Exit Easygoing Jacob. I know all about hurt pride.
“Look, I get that you’re upset… but nothing really happened. We made out. It’s not like we slept together. And I felt you and I had broken up.”
“Oh, well I guess everything’s great, then.”
“It was a mistake. I realize that now. Jacob, I want things to work out. I want you.”
“Well you have a funny way of showing it. Instead of being mature and, I don’t know, talking about it, you’re out test-driving, kissing other men—”
“One man. Once.” No time to be a stickler.
“Whatever.” He bitterly laughs, signaling the waitress for another beer. “If you’d had a ring on your finger, would that have made a difference with Billy Fucking Fox? And you’re asking why I haven’t proposed. Doesn’t that answer your own question?”
“That’s not fair…”
“No, what isn’t fair is that you decide our relationship is over without consulting me.”
“You spoke of our relationship in the past tense. The message was clear. Am I supposed to wait for the official press release?”

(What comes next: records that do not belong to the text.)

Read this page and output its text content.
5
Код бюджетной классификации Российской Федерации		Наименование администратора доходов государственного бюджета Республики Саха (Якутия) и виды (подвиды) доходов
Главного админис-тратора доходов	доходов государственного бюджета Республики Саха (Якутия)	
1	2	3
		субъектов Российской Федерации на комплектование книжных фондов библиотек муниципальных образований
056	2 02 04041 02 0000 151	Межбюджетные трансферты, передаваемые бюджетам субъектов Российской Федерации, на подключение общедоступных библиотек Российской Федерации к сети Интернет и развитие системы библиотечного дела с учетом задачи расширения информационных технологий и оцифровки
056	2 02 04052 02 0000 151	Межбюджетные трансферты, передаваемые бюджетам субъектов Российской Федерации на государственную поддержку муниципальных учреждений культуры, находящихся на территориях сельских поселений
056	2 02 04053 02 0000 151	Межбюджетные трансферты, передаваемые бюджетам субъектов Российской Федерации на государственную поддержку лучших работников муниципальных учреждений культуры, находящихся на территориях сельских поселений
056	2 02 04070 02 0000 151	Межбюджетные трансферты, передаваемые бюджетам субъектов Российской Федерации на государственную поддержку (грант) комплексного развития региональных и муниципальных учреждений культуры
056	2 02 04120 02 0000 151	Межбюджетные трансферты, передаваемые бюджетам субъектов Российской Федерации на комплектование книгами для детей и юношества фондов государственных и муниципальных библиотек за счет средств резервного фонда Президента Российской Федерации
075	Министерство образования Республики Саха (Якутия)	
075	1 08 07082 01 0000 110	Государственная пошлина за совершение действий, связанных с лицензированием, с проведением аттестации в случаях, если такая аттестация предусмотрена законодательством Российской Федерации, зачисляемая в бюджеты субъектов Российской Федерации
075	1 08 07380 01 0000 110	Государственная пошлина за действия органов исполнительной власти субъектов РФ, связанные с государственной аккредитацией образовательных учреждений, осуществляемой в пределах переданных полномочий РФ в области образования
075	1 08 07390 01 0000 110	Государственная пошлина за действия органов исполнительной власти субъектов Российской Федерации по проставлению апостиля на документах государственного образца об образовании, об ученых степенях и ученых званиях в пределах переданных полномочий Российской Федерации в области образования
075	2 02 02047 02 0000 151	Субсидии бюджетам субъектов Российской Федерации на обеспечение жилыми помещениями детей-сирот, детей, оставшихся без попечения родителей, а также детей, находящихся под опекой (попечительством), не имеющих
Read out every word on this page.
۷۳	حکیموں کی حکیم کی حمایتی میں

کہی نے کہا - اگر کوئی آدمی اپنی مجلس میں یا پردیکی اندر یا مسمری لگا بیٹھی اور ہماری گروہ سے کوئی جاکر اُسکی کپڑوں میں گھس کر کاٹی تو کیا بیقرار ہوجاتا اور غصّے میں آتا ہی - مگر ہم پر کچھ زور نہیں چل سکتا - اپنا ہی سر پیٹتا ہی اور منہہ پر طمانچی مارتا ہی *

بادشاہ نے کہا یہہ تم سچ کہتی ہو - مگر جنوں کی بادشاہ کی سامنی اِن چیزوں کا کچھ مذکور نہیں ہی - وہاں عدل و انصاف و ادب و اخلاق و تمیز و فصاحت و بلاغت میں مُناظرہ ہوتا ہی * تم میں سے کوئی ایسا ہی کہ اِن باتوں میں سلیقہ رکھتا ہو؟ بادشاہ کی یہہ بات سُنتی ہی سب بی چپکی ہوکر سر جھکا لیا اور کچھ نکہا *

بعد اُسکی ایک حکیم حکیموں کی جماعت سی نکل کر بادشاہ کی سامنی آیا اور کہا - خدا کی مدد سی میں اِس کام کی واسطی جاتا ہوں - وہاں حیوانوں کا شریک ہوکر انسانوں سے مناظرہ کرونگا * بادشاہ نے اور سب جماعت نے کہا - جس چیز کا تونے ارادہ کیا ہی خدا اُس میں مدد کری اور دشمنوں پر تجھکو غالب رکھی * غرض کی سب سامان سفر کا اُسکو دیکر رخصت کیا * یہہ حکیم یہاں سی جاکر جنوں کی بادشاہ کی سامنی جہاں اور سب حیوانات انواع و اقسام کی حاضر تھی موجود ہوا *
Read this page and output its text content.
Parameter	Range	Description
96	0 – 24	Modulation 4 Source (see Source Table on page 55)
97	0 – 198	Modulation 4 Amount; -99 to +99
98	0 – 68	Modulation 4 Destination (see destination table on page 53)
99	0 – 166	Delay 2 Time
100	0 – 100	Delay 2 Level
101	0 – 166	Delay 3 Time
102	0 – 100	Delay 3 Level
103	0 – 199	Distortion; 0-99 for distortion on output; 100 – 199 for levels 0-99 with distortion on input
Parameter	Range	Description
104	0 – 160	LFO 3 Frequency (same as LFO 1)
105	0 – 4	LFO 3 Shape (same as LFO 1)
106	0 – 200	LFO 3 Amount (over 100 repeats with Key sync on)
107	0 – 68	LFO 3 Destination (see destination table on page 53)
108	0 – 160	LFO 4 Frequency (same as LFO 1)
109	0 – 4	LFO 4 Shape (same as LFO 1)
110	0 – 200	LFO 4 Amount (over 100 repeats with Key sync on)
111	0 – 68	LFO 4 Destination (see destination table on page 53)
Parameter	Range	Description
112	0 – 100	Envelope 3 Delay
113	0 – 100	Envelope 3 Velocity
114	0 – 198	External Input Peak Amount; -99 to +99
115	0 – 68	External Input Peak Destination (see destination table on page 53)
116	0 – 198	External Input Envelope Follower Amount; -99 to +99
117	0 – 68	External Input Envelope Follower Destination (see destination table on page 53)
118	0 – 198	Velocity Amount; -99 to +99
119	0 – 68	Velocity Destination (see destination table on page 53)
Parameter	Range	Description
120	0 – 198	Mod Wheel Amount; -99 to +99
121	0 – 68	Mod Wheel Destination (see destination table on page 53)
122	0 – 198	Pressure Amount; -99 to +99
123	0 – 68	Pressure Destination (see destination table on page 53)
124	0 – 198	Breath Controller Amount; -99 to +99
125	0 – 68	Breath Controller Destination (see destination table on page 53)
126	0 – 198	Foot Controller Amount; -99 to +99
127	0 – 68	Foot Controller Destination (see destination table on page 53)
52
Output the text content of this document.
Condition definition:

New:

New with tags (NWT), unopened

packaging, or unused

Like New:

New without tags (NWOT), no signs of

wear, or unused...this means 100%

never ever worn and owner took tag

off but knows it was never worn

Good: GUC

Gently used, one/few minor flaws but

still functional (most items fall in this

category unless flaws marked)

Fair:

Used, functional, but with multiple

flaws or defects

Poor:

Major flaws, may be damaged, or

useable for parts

The fragrant food and Jacob’s second beer arrive, signaling the end of Round One. The clued-in waitress can’t leave our table fast enough. In fact all eyes around us are conspicuously averted, the clearest indication that our heated row is tonight’s main entertainment. We pick at our meals in steely silence, becoming that dispassionate couple we used to privately point out and smugly whisper, “What’s their problem?”
Finally Jacob pushes aside his plate of Panang Curry. “I called you at work today to reconfirm, but Tru said you were ‘on leave.’ She seemed kind of surprised that I didn’t know.”